During 2022, 2021 and 2020, no stock options were granted by Teekay Tankers.

For the year ended December 31, 2022, a total of 16,648 shares (2021 – 16,772 shares; 2020 – 13,125 shares) of Class A common stock were granted to Teekay Tankers' non-management directors as part of their annual compensation with an aggregate value of $0.3 million, (2021 - $0.3 million; 2020 - $0.2 million).

Teekay Tankers grant equity-based compensation awards as incentive-based compensation to certain employees of Teekay’s subsidiaries that provide services to Teekay Tankers.

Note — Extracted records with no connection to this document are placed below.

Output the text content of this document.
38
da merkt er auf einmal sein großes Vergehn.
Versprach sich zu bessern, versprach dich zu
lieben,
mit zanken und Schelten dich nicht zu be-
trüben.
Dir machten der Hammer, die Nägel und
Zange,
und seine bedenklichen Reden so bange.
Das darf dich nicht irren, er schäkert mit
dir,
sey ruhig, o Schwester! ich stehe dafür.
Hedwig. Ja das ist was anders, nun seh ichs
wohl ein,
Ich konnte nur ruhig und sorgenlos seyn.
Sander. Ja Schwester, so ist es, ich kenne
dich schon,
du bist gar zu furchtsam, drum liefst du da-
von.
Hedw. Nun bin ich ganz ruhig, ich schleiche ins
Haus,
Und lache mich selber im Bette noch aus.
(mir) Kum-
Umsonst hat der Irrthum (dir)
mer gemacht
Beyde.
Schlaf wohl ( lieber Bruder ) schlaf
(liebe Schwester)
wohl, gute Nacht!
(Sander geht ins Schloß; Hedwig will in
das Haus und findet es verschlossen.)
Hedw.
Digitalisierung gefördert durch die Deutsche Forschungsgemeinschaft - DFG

During 2022, 2021 and 2020, Teekay Tankers granted restricted stock units with respect to 104,185, 109,953 and 182,120 Class A common shares of Teekay Tankers, respectively, with aggregate grant date fair values of $1.9 million, $1.7 million and $3.1 million, respectively, based on Teekay Tankers’ closing unit or stock prices on the grant dates.
Each restricted stock unit is equal in value to one of Teekay Tankers’ Class A common shares plus reinvested distributions or dividends from the grant date to the vesting date. The awards vest equally over three years from the grant date. Any portion of an award that is not vested on the date of a recipient’s termination of service is canceled, unless their termination arises as a result of the recipient’s retirement, in which case the award will continue to vest in accordance with the vesting schedule. Upon vesting, the awards are paid to a substantial majority of the grantees in the form of common shares, net of withholding tax.